2.2 Modificação da multa pelo julgador

O Código de Processo Civil brasileiro prevê a possibilidade de modificação da multa, logo porque, como afirma Amaral (2010, p. 162), não pune o atraso, mas sim estimula o cumprimento. Nesse sentido, o artigo 461, § 6º, dispõe que “O juiz poderá, de ofício, modificar o valor ou a periodicidade da multa, caso verifique que se tornou insuficiente ou excessiva”.

Evidentemente que este fator apresenta relevante importância, porquanto estabelece parâmetros flexíveis na atividade do juiz fixar a multa, exigindo, em contrapartida, criteriosa análise do caso concreto para evitar enriquecimento ilícito.

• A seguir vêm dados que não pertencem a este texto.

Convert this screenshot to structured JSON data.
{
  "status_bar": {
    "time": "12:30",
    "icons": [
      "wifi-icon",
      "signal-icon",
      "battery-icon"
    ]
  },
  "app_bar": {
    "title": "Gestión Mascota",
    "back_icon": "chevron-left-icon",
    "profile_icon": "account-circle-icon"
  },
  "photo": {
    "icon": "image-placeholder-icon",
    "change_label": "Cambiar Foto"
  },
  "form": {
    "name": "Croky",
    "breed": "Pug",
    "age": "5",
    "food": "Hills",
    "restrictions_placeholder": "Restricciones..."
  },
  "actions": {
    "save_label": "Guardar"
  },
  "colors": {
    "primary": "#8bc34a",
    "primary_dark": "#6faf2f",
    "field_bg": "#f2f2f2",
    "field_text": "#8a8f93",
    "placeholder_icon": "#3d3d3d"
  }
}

Assim, é de fundamental importância, que após a ponderação dos princípios, sobretudo da razoabilidade e proporcionalidade, na aplicação das astreintes, não se promova o enriquecimento ilícito de uma das partes, assim como seja possível a modificação do quantum fixado, com a sua majoração ou redução, e ainda que seja revogada acaso tenha se tornado impossível o cumprimento da obrigação.

2.2.1 Vedação do enriquecimento Ilícito

Nos termos do que fora apresentado, a multa deve atender a critérios de suficiência e compatibilidade, atendendo as especificidades do caso concreto, para que a astreinte atinja sua finalidade, segundo melhor entendimento do juiz, que pode, evidentemente, ser revisado pelo próprio juiz ou Tribunal superior, se porventura não for fixada em consonância com tais requisitos, sendo passível de alteração ou modificação caso a situação fática assim exija.